This assignment needs to implement global baseline recommendation system upon six movies. Global_mean, user_bias and movie_bias are needed to be calculated first, and then I set a pred_rating() to calculate missing values and use for loops to fill in the blanks.
recom <- read.csv("C:/data/Global Baseline.csv")
global_mean <- round(mean(as.matrix(recom[,-1]), na.rm = TRUE),2)
user_bias <- round(rowMeans(recom[,-1], na.rm = TRUE) - global_mean, 2)
names(user_bias) <- recom[,1]
movie_bias <- round(colMeans(recom[,-1], na.rm = TRUE) - global_mean, 2)
names(movie_bias) <- colnames(recom[,-1])
pred_rating <- function(user, movie) {
round(global_mean + user_bias[user] + movie_bias[movie],2)
}
na_cells <- which(is.na(recom[,-1]), arr.ind = TRUE)

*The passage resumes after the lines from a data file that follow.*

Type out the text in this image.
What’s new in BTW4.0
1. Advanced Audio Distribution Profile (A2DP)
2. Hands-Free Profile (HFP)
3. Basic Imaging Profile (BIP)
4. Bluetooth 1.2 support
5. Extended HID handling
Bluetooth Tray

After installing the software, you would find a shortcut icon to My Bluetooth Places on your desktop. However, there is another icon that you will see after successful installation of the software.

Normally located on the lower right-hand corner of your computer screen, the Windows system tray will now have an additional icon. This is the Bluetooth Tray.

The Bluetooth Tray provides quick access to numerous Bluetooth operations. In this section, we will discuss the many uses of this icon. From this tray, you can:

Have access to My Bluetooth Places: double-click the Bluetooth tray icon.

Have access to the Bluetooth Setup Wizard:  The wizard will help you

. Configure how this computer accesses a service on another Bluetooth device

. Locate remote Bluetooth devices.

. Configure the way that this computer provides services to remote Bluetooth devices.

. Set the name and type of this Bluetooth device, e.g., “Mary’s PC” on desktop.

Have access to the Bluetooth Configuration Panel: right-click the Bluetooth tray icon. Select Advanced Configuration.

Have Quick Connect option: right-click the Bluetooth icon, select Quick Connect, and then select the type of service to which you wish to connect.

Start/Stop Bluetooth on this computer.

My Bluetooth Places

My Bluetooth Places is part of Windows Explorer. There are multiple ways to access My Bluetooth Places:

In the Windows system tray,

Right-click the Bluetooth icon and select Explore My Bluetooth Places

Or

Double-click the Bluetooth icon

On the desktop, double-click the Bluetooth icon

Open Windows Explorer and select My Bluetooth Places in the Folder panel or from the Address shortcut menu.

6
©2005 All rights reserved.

for (i in 1:nrow(na_cells)) {
row <- na_cells[i, 'row']
col <- na_cells[i, 'col']
critic <- recom[row,1]
movie <- colnames(recom[,-1])[col]
predictions <- pred_rating(critic, movie)
recom[row, col+1] <- predictions
}
I created a new data frame to make a bar chart to show the avg_ratings among six movies. It’s easy to compare each.
avg_rating <- colMeans(recom[,-1])
avg_df <- data.frame(
movie = names(avg_rating),
avg_rating = avg_rating
)
ggplot(data = avg_df, aes(x= movie, y = avg_rating)) + geom_col(width = 0.4)
According to the global baseline system, Pitch Perfect 2 has lowest average rating, while Captain America and Deadpool have similar and highest average ratings. I think global baseline method is quite balanced on both user_bias and movie_bias.